Many were engaged on more than one topic; one energy and distribution company was engaged on climate, community and taxation, while one of the retail companies was engaged on climate, labour conditions and governance.

“The taxation issues engaged on most typically are ‘responsible taxation’,” said Meloche. “With financial and extractive companies this is typically about disclosure – the amount of taxes paid versus what is expected, country by country reporting. There is also a governance aspect, as we encourage companies to adopt policies on taxation that align with sustainability. Meloche pointed to the PRI’s investor taskforce on corporate taxation’s guidance document as a focus for this type of engagement and risk identification.

The group noted that the governance issues engaged on were varied. “Sometimes it is compensation,” said Meloche, “such as at Yamana Gold. But it can as often be about board diversity, diversity of experience on the board and, in particular, the lack of directors with clear ESG experience.”

“Governance always comes in, even when it is not the main issue being engaged upon,” added Meloche. “Our core competencies are environmental and social issues, but governance inevitably comes up.”

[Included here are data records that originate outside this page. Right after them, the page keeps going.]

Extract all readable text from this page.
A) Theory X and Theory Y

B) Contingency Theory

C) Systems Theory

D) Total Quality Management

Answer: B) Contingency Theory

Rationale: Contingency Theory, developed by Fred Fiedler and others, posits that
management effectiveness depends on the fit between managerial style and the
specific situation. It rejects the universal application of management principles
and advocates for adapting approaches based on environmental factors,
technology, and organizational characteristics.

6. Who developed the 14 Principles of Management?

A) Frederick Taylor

“One issue, especially with companies headquartered in Quebec province,” said Renaut, “is dual class shares and voting structures. It’s a very contentious topic. Our clients do not like these structures in principle, though putting up with it is a necessary consequence of holding shares in Quebec.”

“Bâtirente is OK with it,” qualified Meloche, “but only if it is a structure adopted by a smaller, developing company that has a clear timetable to move away from it to a single class of shares.”

Godon added: “Most of our clients, not only Bâtirente, do not like these, on principle, promoting instead the one-share-one-vote concept. But we look at it on a case by case basis when it comes to specific votes. On our side, it is a topic we are looking into, but have not actively engaged with, because of its contentious nature.”

The issues that come up most often are a result of the firm’s focus concerns; human rights and community relations issues at mining companies, disclosure and climate risk at retail companies, disclosure at banks as well, but also financing and investing in industries with poor ESG records and practices. “We look at the carbon footprint of their portfolios, and stress test their lending practices,” said Meloche. “Are they assessing the long-term ESG risks? Do they understand the transition to a low-carbon economy and its potential effects on the value of their portfolios?”

The website provides one case study, on Talisman, then a Canadian company specialising in oil exploration and extraction, operating largely in Peru. In 2008, prior to the firm’s founding, Æquo’s co-founding asset owners began a dialogue with Talisman to develop a policy of free, prior and informed consent (FPIC) to inform its relations with the indigenous people on the land it was exploiting. The case study explains: “The concept of FPIC, a principle increasingly recognized in international law, frames and protects the indigenous peoples’ right to participate in negotiation processes and decision on projects that may affect their lands and resources.”The dialogue was followed by an FPIC shareholder proposal in 2009. “We decided to file a resolution to accelerate the conversation, but we withdrew it subsequently,” said Meloche, “since the company accepted the principles in the proposal and a very positive dialogue continued until 2015, when Talisman was bought by Spanish company Repsol.”

Prior to that, the board adopted a FPIC-based community relations policy that resulted in the company reducing the environmental impact of its activities and supporting local communities.

“For the future,” said Godon, “we want to increase the reach and impact that Æquo has through its engagement. The individuals on our board and current staff are all considered experts in their respective careers, and we will continue bringing this together, building on the credibility and reputation of Æquo. We need to grow and aim for a couple of new clients by year’s end, and continue to assert and enforce this pooled approach-model.”